Hoffman is replacing Trevor Walton, who ankled his job as senior VP of longform programming on Friday to become president of the TV movie production company Citadel Entertainment.
Reporting to Fox Entertainment Group president Peter Roth, Hoffman will be responsible for development and production of all Fox original movies and miniseries, both inhouse and from outside producers. He’ll also oversee programming and administration for the Fox Tuesday Night movie, including the purchase of theatricals.
When he worked at Fox the first time, Hoffman wrote, directed and produced “Bonnie & Clyde: The True Story,” and he produced the original movie “Just One of the Girls,” among other projects. He left because of management changes at Fox in 1995.
“Love is better the second time around,” Hoffman told Daily Variety. “When I was there before, there was a real entrepreneurial and irreverent spirit, and the people there now have that kind of attitude again.”
After leaving the web, Hoffman created Gary Hoffman Prods., where he executive produced the controversial film “Bastard Out of Carolina,” which originally was slated to run on TNT but was rejected by the cabler after Ted Turner objected to the graphic subject matter.

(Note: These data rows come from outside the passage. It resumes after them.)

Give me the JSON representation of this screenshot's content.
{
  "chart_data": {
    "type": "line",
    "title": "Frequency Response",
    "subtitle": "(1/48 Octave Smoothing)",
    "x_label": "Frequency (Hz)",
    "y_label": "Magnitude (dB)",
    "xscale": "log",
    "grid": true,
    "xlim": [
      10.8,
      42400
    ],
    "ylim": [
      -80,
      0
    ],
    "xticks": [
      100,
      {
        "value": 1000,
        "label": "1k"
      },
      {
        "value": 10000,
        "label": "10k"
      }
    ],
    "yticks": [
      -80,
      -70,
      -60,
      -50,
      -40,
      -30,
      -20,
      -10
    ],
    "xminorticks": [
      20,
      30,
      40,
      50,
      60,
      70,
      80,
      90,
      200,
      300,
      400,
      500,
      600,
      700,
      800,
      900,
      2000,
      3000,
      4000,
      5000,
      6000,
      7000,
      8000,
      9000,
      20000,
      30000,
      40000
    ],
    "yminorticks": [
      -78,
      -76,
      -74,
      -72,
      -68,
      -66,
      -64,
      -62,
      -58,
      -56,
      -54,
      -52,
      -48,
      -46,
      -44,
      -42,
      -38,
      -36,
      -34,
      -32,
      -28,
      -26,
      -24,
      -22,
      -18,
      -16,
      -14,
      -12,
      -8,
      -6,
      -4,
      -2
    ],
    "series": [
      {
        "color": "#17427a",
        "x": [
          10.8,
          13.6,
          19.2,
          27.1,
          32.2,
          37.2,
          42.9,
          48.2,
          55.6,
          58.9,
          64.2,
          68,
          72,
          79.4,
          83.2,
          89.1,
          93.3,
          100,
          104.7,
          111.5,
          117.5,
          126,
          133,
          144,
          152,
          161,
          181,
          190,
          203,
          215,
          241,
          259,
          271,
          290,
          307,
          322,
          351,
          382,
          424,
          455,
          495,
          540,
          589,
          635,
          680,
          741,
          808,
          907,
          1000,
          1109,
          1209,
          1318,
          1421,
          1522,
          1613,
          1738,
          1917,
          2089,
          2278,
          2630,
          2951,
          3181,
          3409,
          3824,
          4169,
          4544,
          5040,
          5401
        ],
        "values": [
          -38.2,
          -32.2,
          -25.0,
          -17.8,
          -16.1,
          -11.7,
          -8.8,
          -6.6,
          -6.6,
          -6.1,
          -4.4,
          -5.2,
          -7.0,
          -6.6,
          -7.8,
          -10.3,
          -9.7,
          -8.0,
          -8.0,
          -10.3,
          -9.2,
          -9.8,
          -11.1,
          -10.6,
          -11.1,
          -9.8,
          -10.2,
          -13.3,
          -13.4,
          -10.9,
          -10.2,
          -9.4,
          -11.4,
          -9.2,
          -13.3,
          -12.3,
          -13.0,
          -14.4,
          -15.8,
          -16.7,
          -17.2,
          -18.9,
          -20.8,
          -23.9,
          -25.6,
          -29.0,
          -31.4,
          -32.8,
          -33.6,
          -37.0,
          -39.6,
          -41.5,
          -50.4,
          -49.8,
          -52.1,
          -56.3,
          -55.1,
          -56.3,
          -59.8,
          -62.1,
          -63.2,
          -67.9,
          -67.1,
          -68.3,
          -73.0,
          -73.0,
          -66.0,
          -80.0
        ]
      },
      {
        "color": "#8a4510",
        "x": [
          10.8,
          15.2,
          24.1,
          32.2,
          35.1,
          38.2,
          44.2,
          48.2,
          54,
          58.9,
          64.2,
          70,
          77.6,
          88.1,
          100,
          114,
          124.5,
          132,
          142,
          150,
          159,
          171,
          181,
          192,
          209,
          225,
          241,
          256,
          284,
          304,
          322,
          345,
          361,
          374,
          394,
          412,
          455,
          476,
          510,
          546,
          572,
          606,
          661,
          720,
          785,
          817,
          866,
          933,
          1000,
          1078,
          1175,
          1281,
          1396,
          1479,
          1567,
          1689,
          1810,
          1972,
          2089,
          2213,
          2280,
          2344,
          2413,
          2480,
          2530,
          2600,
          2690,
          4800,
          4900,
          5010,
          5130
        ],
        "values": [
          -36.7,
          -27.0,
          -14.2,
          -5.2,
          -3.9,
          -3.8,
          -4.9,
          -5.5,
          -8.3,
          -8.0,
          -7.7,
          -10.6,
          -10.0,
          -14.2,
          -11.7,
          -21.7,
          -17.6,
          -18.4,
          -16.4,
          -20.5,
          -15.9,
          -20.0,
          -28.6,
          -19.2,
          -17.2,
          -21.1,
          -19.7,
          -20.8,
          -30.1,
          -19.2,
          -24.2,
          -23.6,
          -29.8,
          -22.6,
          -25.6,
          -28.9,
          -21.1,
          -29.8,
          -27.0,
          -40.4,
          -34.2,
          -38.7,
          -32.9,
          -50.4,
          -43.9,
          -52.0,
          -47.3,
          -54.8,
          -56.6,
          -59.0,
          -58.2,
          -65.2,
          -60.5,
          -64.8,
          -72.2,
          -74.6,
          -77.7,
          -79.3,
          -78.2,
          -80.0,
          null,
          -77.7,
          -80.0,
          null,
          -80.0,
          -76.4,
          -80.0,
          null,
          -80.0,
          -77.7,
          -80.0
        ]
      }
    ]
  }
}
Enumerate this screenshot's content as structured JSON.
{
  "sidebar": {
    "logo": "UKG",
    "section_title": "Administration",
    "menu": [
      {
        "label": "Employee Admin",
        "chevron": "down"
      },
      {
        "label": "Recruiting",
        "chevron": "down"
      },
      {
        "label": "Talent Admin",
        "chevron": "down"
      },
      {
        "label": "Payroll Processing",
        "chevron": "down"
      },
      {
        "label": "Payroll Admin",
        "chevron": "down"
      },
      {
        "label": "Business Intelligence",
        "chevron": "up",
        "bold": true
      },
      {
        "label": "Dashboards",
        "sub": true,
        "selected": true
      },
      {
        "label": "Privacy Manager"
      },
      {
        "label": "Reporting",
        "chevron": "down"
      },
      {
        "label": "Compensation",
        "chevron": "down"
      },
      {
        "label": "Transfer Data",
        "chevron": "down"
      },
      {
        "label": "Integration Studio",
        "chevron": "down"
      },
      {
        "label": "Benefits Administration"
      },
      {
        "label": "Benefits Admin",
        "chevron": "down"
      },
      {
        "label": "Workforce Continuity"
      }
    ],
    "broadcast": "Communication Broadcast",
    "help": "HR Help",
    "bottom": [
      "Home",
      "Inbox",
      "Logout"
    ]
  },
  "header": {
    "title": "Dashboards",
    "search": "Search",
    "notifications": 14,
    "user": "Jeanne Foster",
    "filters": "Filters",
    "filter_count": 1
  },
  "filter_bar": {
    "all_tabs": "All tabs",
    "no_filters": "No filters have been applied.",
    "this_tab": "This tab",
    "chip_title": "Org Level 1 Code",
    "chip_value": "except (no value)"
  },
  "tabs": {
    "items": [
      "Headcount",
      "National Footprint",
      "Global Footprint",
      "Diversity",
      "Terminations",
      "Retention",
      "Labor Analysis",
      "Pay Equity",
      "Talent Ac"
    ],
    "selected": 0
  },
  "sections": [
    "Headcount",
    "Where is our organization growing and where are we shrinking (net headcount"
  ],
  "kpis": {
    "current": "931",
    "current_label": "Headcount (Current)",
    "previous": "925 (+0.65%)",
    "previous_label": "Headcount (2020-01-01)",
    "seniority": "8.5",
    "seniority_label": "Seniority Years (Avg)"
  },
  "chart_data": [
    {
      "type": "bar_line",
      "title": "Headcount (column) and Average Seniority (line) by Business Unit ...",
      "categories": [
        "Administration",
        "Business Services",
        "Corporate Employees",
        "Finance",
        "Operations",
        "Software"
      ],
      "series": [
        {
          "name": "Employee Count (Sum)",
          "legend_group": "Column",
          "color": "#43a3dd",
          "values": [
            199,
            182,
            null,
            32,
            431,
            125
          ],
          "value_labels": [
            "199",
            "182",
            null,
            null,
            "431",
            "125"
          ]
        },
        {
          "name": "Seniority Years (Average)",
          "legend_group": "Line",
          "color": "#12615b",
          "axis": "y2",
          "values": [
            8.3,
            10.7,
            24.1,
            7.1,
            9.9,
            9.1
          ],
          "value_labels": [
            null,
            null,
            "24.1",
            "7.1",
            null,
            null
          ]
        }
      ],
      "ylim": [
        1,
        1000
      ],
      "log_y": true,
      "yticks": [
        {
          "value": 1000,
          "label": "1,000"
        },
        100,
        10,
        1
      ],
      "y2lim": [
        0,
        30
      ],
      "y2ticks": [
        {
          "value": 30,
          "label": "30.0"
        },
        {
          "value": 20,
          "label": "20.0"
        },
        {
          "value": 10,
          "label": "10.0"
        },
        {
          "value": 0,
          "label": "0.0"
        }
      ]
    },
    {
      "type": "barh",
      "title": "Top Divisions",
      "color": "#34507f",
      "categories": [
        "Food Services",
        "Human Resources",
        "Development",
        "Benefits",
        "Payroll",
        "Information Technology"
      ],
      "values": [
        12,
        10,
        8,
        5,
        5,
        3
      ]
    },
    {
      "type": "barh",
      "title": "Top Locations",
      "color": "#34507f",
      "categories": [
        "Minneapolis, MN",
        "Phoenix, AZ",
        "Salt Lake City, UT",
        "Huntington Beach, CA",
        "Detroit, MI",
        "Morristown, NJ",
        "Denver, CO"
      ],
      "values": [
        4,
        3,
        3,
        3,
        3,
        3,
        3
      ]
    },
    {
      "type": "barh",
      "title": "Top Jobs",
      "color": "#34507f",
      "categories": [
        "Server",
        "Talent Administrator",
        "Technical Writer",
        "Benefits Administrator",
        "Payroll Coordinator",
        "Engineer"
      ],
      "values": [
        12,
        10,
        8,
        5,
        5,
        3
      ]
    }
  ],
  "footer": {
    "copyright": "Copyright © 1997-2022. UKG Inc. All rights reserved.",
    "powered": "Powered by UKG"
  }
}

“Bastard Out of Carolina,” which eventually was telecast on Showtime last December, on Sunday night won the Television Critics Assn. award for outstanding achievement for movies, miniseries and specials.
Hoffman also executive produced HBO’s baseball film “Soul of the Game,” which was nominated for a 1996 CableAce Award for best movie, and Fox’s “In the Name of Love: A Texas Tragedy,” starring Laura Leighton. In total, Hoffman has executive produced 24 movies and miniseries over the last decade.
Hoffman said he plans no immediate changes to the department at Fox. In the past, the web has relied more heavily on theatricals than original movies, and some industry sources have speculated that Fox plans to cut back on its inhouse movie productions. But Hoffman said made-fors will be an even more important part of the web’s mix of movies in coming seasons.